Setting aside the evaluation of its impact on the affordability and expansion of health care, the law itself looks like a sorry intruder on rule of law. A recent Cato article by Christina and Timothy Sandefur explains the problem:
“With its many expansions of administrative authority, its unpredictable interpretation by the courts, its arbitrary enforcement, and even the very means by which Congress chose to pass it, the act represents a pervasive disrespect for the concept of the rule of law.”
The whole designation of the individual mandate as a tax is one problem. Sometimes it is defined as a tax, as when it was upheld by the Supreme Court; other times it is not. Not only do the terms in the law seem to shift, but the bill opens the door to bureaucracies making rules as they go. Many out workings of the law are left to be decided by administrative agencies, or possibly even a single individual.
The Sandefurs note that the IRS even changed rules itself along the way.
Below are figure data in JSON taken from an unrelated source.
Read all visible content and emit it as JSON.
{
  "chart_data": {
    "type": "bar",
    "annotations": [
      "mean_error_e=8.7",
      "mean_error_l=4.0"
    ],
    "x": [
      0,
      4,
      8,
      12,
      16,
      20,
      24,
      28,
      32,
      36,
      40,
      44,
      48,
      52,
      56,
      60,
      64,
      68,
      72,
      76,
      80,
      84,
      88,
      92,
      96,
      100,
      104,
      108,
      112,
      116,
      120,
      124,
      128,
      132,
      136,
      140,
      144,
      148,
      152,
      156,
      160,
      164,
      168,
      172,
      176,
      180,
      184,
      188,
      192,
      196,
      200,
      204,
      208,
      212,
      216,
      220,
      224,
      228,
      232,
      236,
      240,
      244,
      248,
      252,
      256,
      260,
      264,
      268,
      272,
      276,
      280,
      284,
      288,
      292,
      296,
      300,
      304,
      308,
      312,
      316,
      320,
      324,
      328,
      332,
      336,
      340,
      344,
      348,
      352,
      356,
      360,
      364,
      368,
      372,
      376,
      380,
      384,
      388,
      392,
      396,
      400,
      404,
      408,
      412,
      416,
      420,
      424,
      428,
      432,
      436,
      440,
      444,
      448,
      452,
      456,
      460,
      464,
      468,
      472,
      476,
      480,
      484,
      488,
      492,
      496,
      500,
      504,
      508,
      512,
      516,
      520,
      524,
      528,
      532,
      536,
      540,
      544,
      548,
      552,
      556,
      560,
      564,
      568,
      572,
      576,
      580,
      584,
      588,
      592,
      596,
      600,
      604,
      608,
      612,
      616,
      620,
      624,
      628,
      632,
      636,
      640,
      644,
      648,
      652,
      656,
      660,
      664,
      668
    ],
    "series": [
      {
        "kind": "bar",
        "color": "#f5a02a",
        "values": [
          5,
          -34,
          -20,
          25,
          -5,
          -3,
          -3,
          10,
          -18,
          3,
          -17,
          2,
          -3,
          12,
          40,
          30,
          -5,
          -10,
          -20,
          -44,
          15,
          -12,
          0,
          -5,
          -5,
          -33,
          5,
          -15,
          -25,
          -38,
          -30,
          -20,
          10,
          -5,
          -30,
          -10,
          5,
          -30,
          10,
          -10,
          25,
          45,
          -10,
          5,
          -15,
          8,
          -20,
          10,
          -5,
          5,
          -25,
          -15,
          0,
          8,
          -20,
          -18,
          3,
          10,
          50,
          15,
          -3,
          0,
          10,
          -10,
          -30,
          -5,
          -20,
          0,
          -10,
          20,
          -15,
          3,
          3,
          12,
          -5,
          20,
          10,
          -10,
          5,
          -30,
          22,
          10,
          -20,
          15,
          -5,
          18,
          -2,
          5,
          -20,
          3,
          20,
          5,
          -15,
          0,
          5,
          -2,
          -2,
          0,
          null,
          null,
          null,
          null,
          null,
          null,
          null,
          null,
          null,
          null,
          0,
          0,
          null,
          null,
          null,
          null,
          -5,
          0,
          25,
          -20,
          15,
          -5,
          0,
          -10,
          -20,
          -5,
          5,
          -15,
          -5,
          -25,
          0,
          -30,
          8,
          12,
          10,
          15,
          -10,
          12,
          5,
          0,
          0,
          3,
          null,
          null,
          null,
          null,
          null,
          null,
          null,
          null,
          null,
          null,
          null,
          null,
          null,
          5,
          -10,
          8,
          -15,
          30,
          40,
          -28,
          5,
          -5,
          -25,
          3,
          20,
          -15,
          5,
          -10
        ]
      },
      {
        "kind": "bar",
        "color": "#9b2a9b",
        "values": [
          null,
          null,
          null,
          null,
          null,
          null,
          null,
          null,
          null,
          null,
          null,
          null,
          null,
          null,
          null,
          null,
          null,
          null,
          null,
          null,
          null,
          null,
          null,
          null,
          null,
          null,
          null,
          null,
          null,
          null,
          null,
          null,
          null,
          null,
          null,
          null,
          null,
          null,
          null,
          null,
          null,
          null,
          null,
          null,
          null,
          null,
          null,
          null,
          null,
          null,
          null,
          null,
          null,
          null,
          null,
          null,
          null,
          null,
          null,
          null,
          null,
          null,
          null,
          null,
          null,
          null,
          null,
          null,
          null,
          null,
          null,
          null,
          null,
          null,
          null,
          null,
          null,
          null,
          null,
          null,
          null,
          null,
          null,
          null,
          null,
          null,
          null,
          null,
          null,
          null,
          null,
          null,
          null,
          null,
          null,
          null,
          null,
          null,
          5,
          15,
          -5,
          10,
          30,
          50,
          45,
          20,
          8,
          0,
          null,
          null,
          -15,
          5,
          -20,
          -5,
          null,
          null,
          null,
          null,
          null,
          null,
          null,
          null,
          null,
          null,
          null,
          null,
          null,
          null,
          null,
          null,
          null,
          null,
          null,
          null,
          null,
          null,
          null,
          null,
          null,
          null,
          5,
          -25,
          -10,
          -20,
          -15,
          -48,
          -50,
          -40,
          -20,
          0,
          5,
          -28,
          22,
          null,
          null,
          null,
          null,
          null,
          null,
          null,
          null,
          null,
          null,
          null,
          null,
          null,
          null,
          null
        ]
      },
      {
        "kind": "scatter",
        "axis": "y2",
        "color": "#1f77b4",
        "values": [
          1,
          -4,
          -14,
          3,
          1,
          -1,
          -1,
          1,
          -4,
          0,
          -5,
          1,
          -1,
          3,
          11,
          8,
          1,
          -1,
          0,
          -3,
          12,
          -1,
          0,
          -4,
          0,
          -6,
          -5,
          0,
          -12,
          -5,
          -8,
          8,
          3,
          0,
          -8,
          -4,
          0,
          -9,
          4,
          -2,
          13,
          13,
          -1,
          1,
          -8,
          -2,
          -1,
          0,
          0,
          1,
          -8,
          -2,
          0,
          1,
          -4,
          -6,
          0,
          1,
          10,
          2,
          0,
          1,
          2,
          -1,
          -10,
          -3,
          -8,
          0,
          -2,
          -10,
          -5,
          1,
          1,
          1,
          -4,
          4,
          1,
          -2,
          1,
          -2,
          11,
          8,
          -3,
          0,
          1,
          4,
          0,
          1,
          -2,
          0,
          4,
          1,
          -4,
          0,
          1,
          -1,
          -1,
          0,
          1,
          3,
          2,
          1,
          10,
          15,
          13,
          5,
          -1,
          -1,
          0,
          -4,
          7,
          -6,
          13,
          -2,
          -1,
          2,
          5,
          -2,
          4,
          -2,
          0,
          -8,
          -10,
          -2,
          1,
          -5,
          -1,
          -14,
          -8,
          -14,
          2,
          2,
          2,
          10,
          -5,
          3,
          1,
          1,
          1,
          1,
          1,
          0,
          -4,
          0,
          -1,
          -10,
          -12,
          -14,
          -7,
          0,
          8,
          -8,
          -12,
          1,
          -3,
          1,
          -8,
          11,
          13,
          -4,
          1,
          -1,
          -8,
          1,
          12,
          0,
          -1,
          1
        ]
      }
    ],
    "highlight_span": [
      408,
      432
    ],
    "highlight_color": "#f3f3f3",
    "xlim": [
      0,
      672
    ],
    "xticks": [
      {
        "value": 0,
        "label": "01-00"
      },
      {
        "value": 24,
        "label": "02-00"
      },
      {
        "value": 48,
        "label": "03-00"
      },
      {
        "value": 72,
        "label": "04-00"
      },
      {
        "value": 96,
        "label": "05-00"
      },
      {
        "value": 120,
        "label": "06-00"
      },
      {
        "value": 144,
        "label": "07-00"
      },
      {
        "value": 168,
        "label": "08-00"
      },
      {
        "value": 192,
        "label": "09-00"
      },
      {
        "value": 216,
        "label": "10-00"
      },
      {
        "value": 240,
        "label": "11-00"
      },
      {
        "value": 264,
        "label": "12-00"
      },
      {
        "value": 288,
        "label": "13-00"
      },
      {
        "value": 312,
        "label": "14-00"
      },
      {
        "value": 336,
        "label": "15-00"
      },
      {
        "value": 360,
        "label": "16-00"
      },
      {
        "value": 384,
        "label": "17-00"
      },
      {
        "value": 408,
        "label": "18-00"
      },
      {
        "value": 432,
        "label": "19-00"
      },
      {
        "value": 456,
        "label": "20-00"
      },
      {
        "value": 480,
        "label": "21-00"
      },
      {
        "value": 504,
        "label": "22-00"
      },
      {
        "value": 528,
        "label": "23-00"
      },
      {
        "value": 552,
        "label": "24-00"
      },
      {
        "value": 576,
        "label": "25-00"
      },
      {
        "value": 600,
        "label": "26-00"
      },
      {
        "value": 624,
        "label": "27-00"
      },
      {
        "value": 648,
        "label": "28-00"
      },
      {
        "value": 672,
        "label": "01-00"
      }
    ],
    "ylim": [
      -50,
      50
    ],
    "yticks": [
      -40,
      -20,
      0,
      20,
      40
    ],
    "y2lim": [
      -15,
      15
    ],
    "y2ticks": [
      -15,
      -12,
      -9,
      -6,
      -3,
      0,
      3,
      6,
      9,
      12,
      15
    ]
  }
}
After many states refused to participate in the creation of health insurance exchanges, which would subject them to certain penalties, the IRS decided to extend those penalties even to the states without exchanges.
The Sandefur’s quotation from James Madison’s Federalist #62 is appropriate:
“it will be of little avail to the people, that the laws are made by men of their own choice, if the laws be so voluminous that they cannot be read, or so incoherent that they cannot be understood; if they be repealed or revised before they are promulgated, or undergo such incessant changes that no man, who knows what the law is today, can guess what it will be tomorrow. Law is defined to be a rule of action; but how can that be a rule, which is little known, and less fixed?”
Physical health aside, are laws with vague definitions and arbitrary make-rules-as-you-go systems good for the health our country? Are these characteristics that should be considered for all laws under debate?